Plotter or pantser: what kind of project manager are you?
Are you a pioneer project manager comfortable with uncertainty? Or do you need a detailed plan to go forward, and a customer who knows what s/he wants?
In the world of fiction, plotters and pantsers are the two main categories of novel writers. A plotter is someone who knows exactly what’s going to happen in the novel and structures the work accordingly. Each chapter, each decision a character makes, serves the end game.
A pantser, short for someone who writes ‘by the seat of their pants’, has a vague understanding of a theme, or a sketch of a character and writes to find out what happens next. The next sentence comes from the one before it.
What’s interesting is that there is no consensus in the writing community on which method is better for the craft. Both ways have produce terrific, award-winning writing; both types of writers have seen their fair share of rejection slips.

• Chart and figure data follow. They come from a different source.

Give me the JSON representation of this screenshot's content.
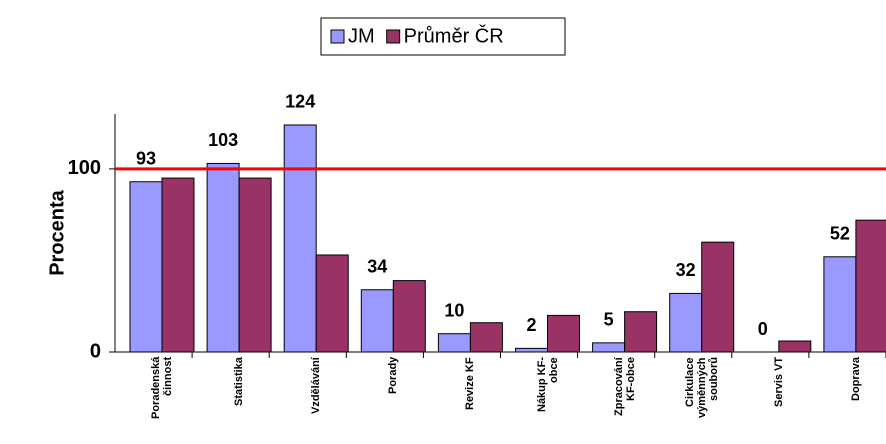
{
  "chart_data": {
    "type": "bar",
    "y_label": "Procenta",
    "categories": [
      "Poradenská\nčinnost",
      "Statistika",
      "Vzdělávání",
      "Porady",
      "Revize KF",
      "Nákup KF-\nobce",
      "Zpracování\nKF-obce",
      "Cirkulace\nvýměnných\nsouborů",
      "Servis VT",
      "Doprava"
    ],
    "series": [
      {
        "name": "JM",
        "color": "#9999ff",
        "values": [
          93,
          103,
          124,
          34,
          10,
          2,
          5,
          32,
          0,
          52
        ],
        "labels": true
      },
      {
        "name": "Průměr ČR",
        "color": "#993366",
        "values": [
          95,
          95,
          53,
          39,
          16,
          20,
          22,
          60,
          6,
          72
        ]
      }
    ],
    "reference_line": {
      "value": 100,
      "color": "#ff0000"
    },
    "ylim": [
      0,
      130
    ],
    "yticks": [
      0,
      100
    ]
  }
}
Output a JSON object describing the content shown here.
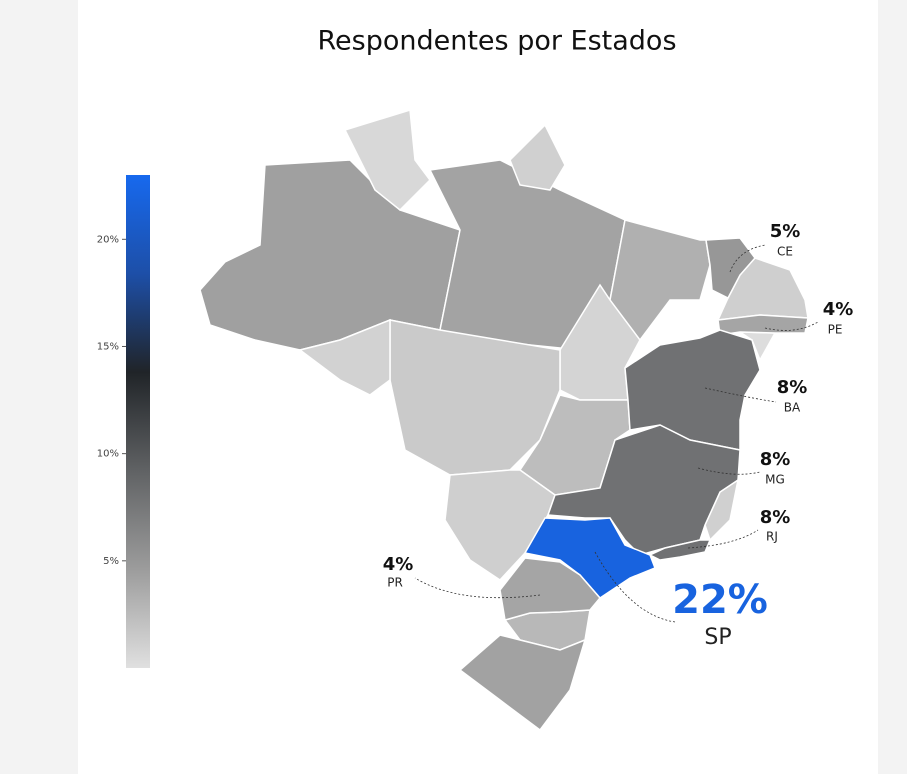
{
  "chart_data": {
    "type": "choropleth",
    "title": "Respondentes por Estados",
    "categories": [
      "CE",
      "PE",
      "BA",
      "MG",
      "RJ",
      "SP",
      "PR"
    ],
    "values": [
      5,
      4,
      8,
      8,
      8,
      22,
      4
    ],
    "value_labels": [
      "5%",
      "4%",
      "8%",
      "8%",
      "8%",
      "22%",
      "4%"
    ],
    "colorscale": [
      "#e0e0e0",
      "#9c9c9c",
      "#606264",
      "#202428",
      "#1d4fa8",
      "#1769ee"
    ],
    "clim": [
      0,
      23
    ],
    "cticks": [
      {
        "value": 5,
        "label": "5%"
      },
      {
        "value": 10,
        "label": "10%"
      },
      {
        "value": 15,
        "label": "15%"
      },
      {
        "value": 20,
        "label": "20%"
      }
    ]
  }
}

If you’re not a writer, the process won’t really matter to you: as a reader you read the outcome and you’ll have your own opinions about the plot, the characters, the writing. But for those interested in the craft, being a plotter or a pantser is fundamental to how you go about the process of writing.
I was surprised, then, to discover that project managers tend to be plotters or pantsers too. Those working in industries such as construction are plotters—there is a building that needs to look like the architect’s drawing by the end of the project and we need to follow these steps in this order—and those in IT and creative industries are pantsers—we know what this needs to resemble but there are a lot of unknowns in how we get there and it might look different to what we thought.
So what makes a good project manager? I used to think it was someone who was organised, but now I believe it’s someone who has the skill to deal with whatever shape the project takes. Are you a plotter or a pantser?